This page in Swedish

Research projects

The micro-RNAome in cord blood of babies born small-for-gestational age

About this project

Project information

Project status

Completed

Contact

Maria Lodefalk

Research subject

Children born after fetal growth restriction (FGR) have an increased risk of neonatal morbidity and mortality as well as an increased risk of morbidity later in life, especially in the spectrum of the metabolic syndrome. FGR can be caused of many different things. There are both genetic causes and causes from the environment, which makes FGR a heterogenic condition. FGR most often results in the birth of a child that is small for gestational age (SGA).

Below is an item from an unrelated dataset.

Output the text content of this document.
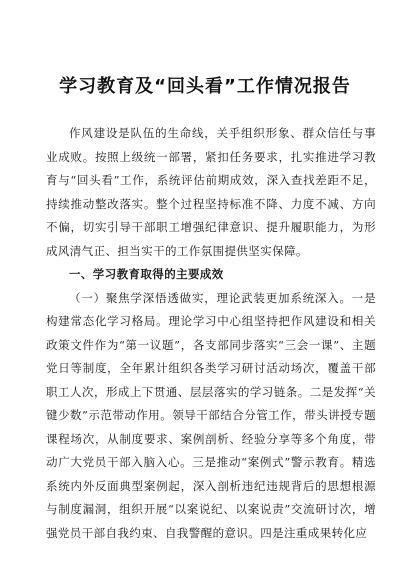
学习教育及“回头看”工作情况报告

作风建设是队伍的生命线，关乎组织形象、群众信任与事业成败。按照上级统一部署，紧扣任务要求，扎实推进学习教育与“回头看”工作，系统评估前期成效，深入查找差距不足，持续推动整改落实。整个过程坚持标准不降、力度不减、方向不偏，切实引导干部职工增强纪律意识、提升履职能力，为形成风清气正、担当实干的工作氛围提供坚实保障。

一、学习教育取得的主要成效

（一）聚焦学深悟透做实，理论武装更加系统深入。一是构建常态化学习格局。理论学习中心组坚持把作风建设和相关政策文件作为“第一议题”，各支部同步落实“三会一课”、主题党日等制度，全年累计组织各类学习研讨活动场次，覆盖干部职工人次，形成上下贯通、层层落实的学习链条。二是发挥“关键少数”示范带动作用。领导干部结合分管工作，带头讲授专题课程场次，从制度要求、案例剖析、经验分享等多个角度，带动广大党员干部入脑入心。三是推动“案例式”警示教育。精选系统内外反面典型案例起，深入剖析违纪违规背后的思想根源与制度漏洞，组织开展“以案说纪、以案说责”交流研讨次，增强党员干部自我约束、自我警醒的意识。四是注重成果转化应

The growth and the development of the fetus are governed by which genes are expressed in different tissues. The environment can influence gene expressions by epigenetic mechanisms. One epigenetic mechanism is the production of microRNAs (miRNAs), who mainly act by inhibiting mRNAs to produce proteins. In that way, miRNAs regulate almost 30 % of all human genes and they influence all fundamental cell processes.

Animal studies have shown changes in the miRNA expression in different fetal tissues including cord blood, after induced, experimental FGR. But, as far as we know, there is no study reporting miRNA expressions in human cord blood of children born SGA. However, miRNAs can be found in the blood circulation and are found to be stable there. Analyzing miRNA expressions in cord blood will give a picture of fetal miRNA expressions.

In this research project, the total miRNA expression (the miRNAome) in cord blood will be examined for the first time in children born SGA in comparison with control groups.

The overall propose of this project is to increase our knowledge on molecular biological mechanisms behind pathological SGA births, in order to increase the possibility of introducing new and better treatments for these patients.

From a collection of about 10,000 cord blood samples at the University Hospital in Örebro we have identified samples fulfilling stringent inclusion but no exclusion criteria. These samples will be analyzed for all miRNAs using Next Generation Sequencing. The data gathered will be processed using bioinformatic technics and then reported in a scientific article.